И слезы первые мои; О, выслушай из сожаленья! Меня добру и небесам Ты возвратить могла бы словом. Твоей любви святым покровом Одетый, я предстал бы там, Как новый ангел в блеске новом; О! только выслушай, молю; Я раб твой, я тебя люблю!

Но нездешняя страсть губит княжну, впрочем, как всякая страсть, и жизни земной приходит конец.

Выправив список, в конце тетради поэт записывает Посвящение.

Я кончил – и в груди невольное сомненье! Займет ли вновь тебя давно знакомый звук, Стихов неведомых задумчивое пенье, Тебя, забывчивый, но незабвенный друг? Пробудится ль в тебе о прошлом сожаленье? Иль, быстро пробежав докучную тетрадь, Ты только мертвого, пустого одобренья Наложишь на нее холодную печать; И не узнаешь здесь простого выраженья Тоски, мой бедный ум томившей столько лет; И примешь за игру иль сон воображенья Больной души тяжелый бред…

Это Посвящение не выносится вперед и вообще не приводится при издании поэмы «Демон»; оно кажется невнятным, темным, мало связанным с содержанием поэмы, поскольку вся история любви Лермонтова и Вареньки Лопухиной утаена, неведома, но ныне, когда многое для нас прояснилось по знакам, каковые сам поэт оставлял всюду, мы видим, что Посвящение и поэма смыкаются, полные глубочайшего смысла, как «Новая Жизнь» и «Божественная Комедия» Данте.

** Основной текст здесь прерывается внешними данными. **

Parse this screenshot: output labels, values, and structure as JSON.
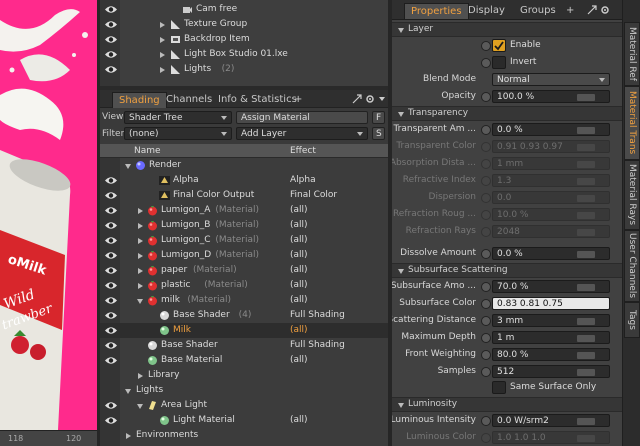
{
  "viewport": {
    "ruler_ticks": [
      "118",
      "120"
    ]
  },
  "items_list": [
    {
      "label": "Cam free",
      "icon": "camera-icon",
      "indent": 2
    },
    {
      "label": "Texture Group",
      "icon": "group-icon",
      "indent": 1
    },
    {
      "label": "Backdrop Item",
      "icon": "mesh-icon",
      "indent": 1
    },
    {
      "label": "Light Box Studio 01.lxe",
      "icon": "group-icon",
      "indent": 1
    },
    {
      "label": "Lights",
      "suffix": "(2)",
      "icon": "group-icon",
      "indent": 1
    }
  ],
  "shading_tabs": [
    "Shading",
    "Channels",
    "Info & Statistics",
    "+"
  ],
  "shading_toolbar": {
    "view_label": "View",
    "view_value": "Shader Tree",
    "assign_material": "Assign Material",
    "f_button": "F",
    "filter_label": "Filter",
    "filter_value": "(none)",
    "add_layer": "Add Layer",
    "s_button": "S"
  },
  "tree_header": {
    "name": "Name",
    "effect": "Effect"
  },
  "tree_rows": [
    {
      "label": "Render",
      "suffix": "",
      "effect": "",
      "icon": "render-icon",
      "indent": 0,
      "arrow": "down",
      "eye": false
    },
    {
      "label": "Alpha",
      "suffix": "",
      "effect": "Alpha",
      "icon": "alpha-icon",
      "indent": 2,
      "arrow": "",
      "eye": true
    },
    {
      "label": "Final Color Output",
      "suffix": "",
      "effect": "Final Color",
      "icon": "output-icon",
      "indent": 2,
      "arrow": "",
      "eye": true
    },
    {
      "label": "Lumigon_A",
      "suffix": "(Material)",
      "effect": "(all)",
      "icon": "material-icon",
      "indent": 1,
      "arrow": "right",
      "eye": true
    },
    {
      "label": "Lumigon_B",
      "suffix": "(Material)",
      "effect": "(all)",
      "icon": "material-icon",
      "indent": 1,
      "arrow": "right",
      "eye": true
    },
    {
      "label": "Lumigon_C",
      "suffix": "(Material)",
      "effect": "(all)",
      "icon": "material-icon",
      "indent": 1,
      "arrow": "right",
      "eye": true
    },
    {
      "label": "Lumigon_D",
      "suffix": "(Material)",
      "effect": "(all)",
      "icon": "material-icon",
      "indent": 1,
      "arrow": "right",
      "eye": true
    },
    {
      "label": "paper",
      "suffix": "(Material)",
      "effect": "(all)",
      "icon": "material-icon",
      "indent": 1,
      "arrow": "right",
      "eye": true
    },
    {
      "label": "plastic",
      "suffix": "(Material)",
      "effect": "(all)",
      "icon": "material-icon",
      "indent": 1,
      "arrow": "right",
      "eye": true
    },
    {
      "label": "milk",
      "suffix": "(Material)",
      "effect": "(all)",
      "icon": "material-icon",
      "indent": 1,
      "arrow": "down",
      "eye": true
    },
    {
      "label": "Base Shader",
      "suffix": "(4)",
      "effect": "Full Shading",
      "icon": "shader-icon",
      "indent": 2,
      "arrow": "",
      "eye": true
    },
    {
      "label": "Milk",
      "suffix": "",
      "effect": "(all)",
      "icon": "base-material-icon",
      "indent": 2,
      "arrow": "",
      "eye": true,
      "selected": true
    },
    {
      "label": "Base Shader",
      "suffix": "",
      "effect": "Full Shading",
      "icon": "shader-icon",
      "indent": 1,
      "arrow": "",
      "eye": true
    },
    {
      "label": "Base Material",
      "suffix": "",
      "effect": "(all)",
      "icon": "base-material-icon",
      "indent": 1,
      "arrow": "",
      "eye": true
    },
    {
      "label": "Library",
      "suffix": "",
      "effect": "",
      "icon": "",
      "indent": 1,
      "arrow": "right",
      "eye": false
    },
    {
      "label": "Lights",
      "suffix": "",
      "effect": "",
      "icon": "",
      "indent": 0,
      "arrow": "down",
      "eye": false
    },
    {
      "label": "Area Light",
      "suffix": "",
      "effect": "",
      "icon": "light-icon",
      "indent": 1,
      "arrow": "down",
      "eye": true
    },
    {
      "label": "Light Material",
      "suffix": "",
      "effect": "(all)",
      "icon": "light-material-icon",
      "indent": 2,
      "arrow": "",
      "eye": true
    },
    {
      "label": "Environments",
      "suffix": "",
      "effect": "",
      "icon": "",
      "indent": 0,
      "arrow": "right",
      "eye": false
    }
  ],
  "props_tabs": [
    "Properties",
    "Display",
    "Groups",
    "+"
  ],
  "sections": {
    "layer": "Layer",
    "transparency": "Transparency",
    "subsurface": "Subsurface Scattering",
    "luminosity": "Luminosity"
  },
  "layer": {
    "enable": "Enable",
    "invert": "Invert",
    "blend_mode_label": "Blend Mode",
    "blend_mode_value": "Normal",
    "opacity_label": "Opacity",
    "opacity_value": "100.0 %"
  },
  "transparency": [
    {
      "label": "Transparent Am ...",
      "value": "0.0 %",
      "disabled": false
    },
    {
      "label": "Transparent Color",
      "value": "0.91    0.93    0.97",
      "disabled": true
    },
    {
      "label": "Absorption Dista ...",
      "value": "1 mm",
      "disabled": true
    },
    {
      "label": "Refractive Index",
      "value": "1.3",
      "disabled": true
    },
    {
      "label": "Dispersion",
      "value": "0.0",
      "disabled": true
    },
    {
      "label": "Refraction Roug ...",
      "value": "10.0 %",
      "disabled": true
    },
    {
      "label": "Refraction Rays",
      "value": "2048",
      "disabled": true
    }
  ],
  "dissolve": {
    "label": "Dissolve Amount",
    "value": "0.0 %"
  },
  "subsurface": [
    {
      "label": "Subsurface Amo ...",
      "value": "70.0 %"
    },
    {
      "label": "Subsurface Color",
      "value": "0.83    0.81    0.75",
      "light": true
    },
    {
      "label": "Scattering Distance",
      "value": "3 mm"
    },
    {
      "label": "Maximum Depth",
      "value": "1 m"
    },
    {
      "label": "Front Weighting",
      "value": "80.0 %"
    },
    {
      "label": "Samples",
      "value": "512"
    }
  ],
  "same_surface_only": "Same Surface Only",
  "luminosity": [
    {
      "label": "Luminous Intensity",
      "value": "0.0 W/srm2",
      "disabled": false
    },
    {
      "label": "Luminous Color",
      "value": "1.0    1.0    1.0",
      "disabled": true
    }
  ],
  "vertical_tabs": [
    "Material Ref",
    "Material Trans",
    "Material Rays",
    "User Channels",
    "Tags"
  ],
  "colors": {
    "accent": "#f0a040",
    "viewport_bg": "#ff2a8c",
    "panel_bg": "#414141"
  }
}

Автобиографическое и религиозно-мифологическое содержание миросозерцаний Лермонтова и Данте при всем различии сходны в одном: любовь земная и вера не противопоставлены, как в Средние века, а сливаются, и этот синтез, пусть ненадолго, достигается в эпоху Возрождения. И, становится ясно, Демон Лермонтова – это воплощение ренессансного типа личности, то есть это высший прототип человека, каковыми ощущали себя мыслители и художники эпохи Возрождения, каковыми они жаждали быть и терпели крах.

Могучая воля, стремление объять все мироздание в череде веков, жажда жизни и с небом гордая вражда, поскольку человек сознает себя равным и ангелам, и Богу в познании всего сущего и как творца, – это все черты ренессансного миросозерцания, и они-то определяют жизнь и творчество Лермонтова, не узнанные как таковые ни им, ни его современниками, что, вместо восхищения, возбуждало лишь порицания и преследование верховной властью, носительницы феодальной реакции.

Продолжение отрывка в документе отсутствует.